Saturday morning I awoke at about 9 am and ran to the bathroom to evacuate the contents of my stomach. (I know, TMI, apologies for the mental image.) I then spent the next 6 hours unable to swallow even a sip of plain water. Mid-afternoon I managed to get my hands on a bottle of that British cure-all, Lucozade, which I think of as Pedialyte for grown-ups and I managed to get a few sips into my system. By nightfall, I had also eaten four plain biscuits. As an expat, I was musing that evening on the fact that instead of ginger ale and saltine crackers, I was on Lucozade and water crackers, but in the end as it all worked, it was as good as could be.
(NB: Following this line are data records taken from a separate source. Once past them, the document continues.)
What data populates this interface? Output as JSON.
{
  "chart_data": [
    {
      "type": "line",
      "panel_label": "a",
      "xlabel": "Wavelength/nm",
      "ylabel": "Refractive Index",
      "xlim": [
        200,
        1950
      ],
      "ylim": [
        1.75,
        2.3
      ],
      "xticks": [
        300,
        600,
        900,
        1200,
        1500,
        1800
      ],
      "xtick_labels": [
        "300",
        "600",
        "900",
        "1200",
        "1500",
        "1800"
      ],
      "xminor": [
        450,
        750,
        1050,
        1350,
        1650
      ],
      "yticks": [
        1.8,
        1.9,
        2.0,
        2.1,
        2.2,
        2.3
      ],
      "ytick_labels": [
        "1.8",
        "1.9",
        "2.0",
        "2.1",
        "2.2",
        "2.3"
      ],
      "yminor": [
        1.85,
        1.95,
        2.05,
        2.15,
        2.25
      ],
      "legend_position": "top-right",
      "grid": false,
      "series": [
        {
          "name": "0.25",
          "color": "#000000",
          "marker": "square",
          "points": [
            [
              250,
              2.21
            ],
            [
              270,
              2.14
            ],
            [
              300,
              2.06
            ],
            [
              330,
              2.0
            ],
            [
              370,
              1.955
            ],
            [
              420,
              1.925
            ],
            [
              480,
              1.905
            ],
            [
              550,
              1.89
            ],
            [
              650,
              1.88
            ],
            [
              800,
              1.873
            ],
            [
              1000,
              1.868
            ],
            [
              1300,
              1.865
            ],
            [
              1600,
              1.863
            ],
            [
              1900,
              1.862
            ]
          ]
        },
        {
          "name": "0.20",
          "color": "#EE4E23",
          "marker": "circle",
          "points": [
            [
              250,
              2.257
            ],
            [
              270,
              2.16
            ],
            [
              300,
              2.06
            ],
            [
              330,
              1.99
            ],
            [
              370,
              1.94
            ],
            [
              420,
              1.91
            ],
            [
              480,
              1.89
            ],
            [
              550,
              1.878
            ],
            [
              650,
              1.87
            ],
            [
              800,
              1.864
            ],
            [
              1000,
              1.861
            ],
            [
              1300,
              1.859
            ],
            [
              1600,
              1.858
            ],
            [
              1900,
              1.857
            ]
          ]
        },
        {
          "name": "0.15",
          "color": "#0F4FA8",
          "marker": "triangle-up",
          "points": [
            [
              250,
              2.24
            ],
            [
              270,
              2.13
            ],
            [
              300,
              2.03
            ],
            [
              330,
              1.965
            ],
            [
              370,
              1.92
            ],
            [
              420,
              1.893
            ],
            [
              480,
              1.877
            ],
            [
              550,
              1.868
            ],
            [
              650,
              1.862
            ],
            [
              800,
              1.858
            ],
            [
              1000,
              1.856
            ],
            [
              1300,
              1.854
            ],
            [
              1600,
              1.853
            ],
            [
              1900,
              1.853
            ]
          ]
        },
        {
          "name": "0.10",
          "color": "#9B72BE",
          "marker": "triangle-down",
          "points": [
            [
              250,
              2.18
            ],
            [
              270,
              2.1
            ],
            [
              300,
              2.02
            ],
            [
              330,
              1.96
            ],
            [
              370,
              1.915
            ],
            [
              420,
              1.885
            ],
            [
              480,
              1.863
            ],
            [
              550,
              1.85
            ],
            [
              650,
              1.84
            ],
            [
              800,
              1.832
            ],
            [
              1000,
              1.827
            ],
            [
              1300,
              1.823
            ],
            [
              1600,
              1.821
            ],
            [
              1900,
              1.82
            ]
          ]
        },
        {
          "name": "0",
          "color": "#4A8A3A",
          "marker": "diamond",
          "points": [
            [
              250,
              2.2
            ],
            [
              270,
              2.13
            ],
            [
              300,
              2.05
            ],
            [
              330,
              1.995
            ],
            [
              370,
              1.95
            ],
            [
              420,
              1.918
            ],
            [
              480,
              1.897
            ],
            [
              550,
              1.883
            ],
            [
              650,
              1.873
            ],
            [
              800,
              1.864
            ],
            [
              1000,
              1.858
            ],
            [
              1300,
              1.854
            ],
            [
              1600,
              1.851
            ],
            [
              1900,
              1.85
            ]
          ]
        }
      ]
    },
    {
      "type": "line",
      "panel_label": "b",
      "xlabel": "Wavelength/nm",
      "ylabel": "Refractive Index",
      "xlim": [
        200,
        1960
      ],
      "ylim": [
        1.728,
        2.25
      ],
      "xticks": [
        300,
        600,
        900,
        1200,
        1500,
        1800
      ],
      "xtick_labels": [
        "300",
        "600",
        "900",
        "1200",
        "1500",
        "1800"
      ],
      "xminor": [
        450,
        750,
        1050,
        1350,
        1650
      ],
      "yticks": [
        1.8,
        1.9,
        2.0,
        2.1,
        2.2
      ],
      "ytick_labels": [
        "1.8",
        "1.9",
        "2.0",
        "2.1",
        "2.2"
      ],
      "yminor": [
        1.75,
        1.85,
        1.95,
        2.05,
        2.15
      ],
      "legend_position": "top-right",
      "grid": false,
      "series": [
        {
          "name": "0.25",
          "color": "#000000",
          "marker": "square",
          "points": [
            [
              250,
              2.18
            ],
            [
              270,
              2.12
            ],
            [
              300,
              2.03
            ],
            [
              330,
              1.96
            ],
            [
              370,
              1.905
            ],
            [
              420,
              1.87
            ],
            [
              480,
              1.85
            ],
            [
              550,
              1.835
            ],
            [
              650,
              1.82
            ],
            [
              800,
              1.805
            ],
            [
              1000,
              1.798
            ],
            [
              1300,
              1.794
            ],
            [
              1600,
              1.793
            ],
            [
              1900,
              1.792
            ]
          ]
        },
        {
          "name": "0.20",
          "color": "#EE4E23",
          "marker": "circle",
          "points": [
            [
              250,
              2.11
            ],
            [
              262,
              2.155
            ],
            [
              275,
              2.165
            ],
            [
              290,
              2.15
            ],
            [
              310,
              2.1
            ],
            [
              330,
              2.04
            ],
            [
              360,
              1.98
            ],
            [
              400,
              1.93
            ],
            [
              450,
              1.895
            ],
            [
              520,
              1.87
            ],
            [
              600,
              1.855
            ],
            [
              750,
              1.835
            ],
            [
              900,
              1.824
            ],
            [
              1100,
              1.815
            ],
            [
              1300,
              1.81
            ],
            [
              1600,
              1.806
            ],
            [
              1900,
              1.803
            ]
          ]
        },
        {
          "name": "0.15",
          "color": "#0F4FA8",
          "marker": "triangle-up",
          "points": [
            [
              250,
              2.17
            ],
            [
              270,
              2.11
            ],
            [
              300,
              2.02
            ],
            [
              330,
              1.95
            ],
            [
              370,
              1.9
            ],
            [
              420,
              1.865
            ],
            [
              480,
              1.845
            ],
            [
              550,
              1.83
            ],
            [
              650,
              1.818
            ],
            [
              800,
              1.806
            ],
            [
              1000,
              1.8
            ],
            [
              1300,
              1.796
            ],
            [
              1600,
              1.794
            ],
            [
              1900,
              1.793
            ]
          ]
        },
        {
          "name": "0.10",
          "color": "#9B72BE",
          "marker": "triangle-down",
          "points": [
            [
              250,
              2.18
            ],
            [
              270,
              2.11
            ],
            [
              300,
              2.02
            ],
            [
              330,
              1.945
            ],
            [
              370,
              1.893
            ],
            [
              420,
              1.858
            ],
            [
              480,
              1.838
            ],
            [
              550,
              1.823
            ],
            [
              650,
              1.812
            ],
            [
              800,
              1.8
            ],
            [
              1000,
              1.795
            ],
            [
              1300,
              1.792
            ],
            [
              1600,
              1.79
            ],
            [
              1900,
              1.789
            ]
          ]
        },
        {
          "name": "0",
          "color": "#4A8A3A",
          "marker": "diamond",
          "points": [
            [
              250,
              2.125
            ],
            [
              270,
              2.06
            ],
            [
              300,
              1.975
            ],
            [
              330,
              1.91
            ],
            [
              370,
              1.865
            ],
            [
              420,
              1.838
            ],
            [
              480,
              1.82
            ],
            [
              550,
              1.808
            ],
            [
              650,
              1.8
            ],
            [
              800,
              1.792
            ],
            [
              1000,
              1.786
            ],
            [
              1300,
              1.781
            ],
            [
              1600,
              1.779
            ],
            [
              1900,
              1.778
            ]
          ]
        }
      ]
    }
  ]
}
I will never know what caused my illness, whether it was a bug contracted from the baby who functions as a germ incubator given that he spends days at nursery, or some sort of food-borne illness from the Tofurkey day dinner. What I do know is that it was not anything I ate on Friday, as my dining companion ate every single thing I did over the entire day and never showed any signs of illness. Thursday night was the culprit, for certain–three other diners from that evening ended up in the same place as me on the weekend.

Saturday was thus a complete disaster. I had to cancel all planned cultural and dining events, including something I had been looking forward to for several months– a planned expat meet up for dinner. I was, in the end, paying the princely sums associated with a hotel in central London in order to spend the day entirely indoors and miserable. The weather was appropriately grey and gloomy, but it was still extremely disappointing.

Sunday morning dawned, and I was intending to head back to my town earlier rather than later. But I managed to convince one of my friends to help me try and salvage the weekend by doing something cultural, and we headed for the British Museum. I had never managed to visit, and it was amazing. I was a bit weak, having not managed to eat much in over 36 hours, but it was quite enjoyable in the end.

So I headed back to my town after a really mixed long weekend. There were a few glimmers of greatness and a few moments of pure hell all wrapped into a few short days. On returning home, I set about putting out the fairy lights and Christmas decorations, and put the Christmas music on constant replay. The only way forward is to stop worrying about Thanksgiving and the aftermath, and to focus on the next few weeks of holiday magic. What can I say? You win some, you lose some. This was certainly a mixed weekend.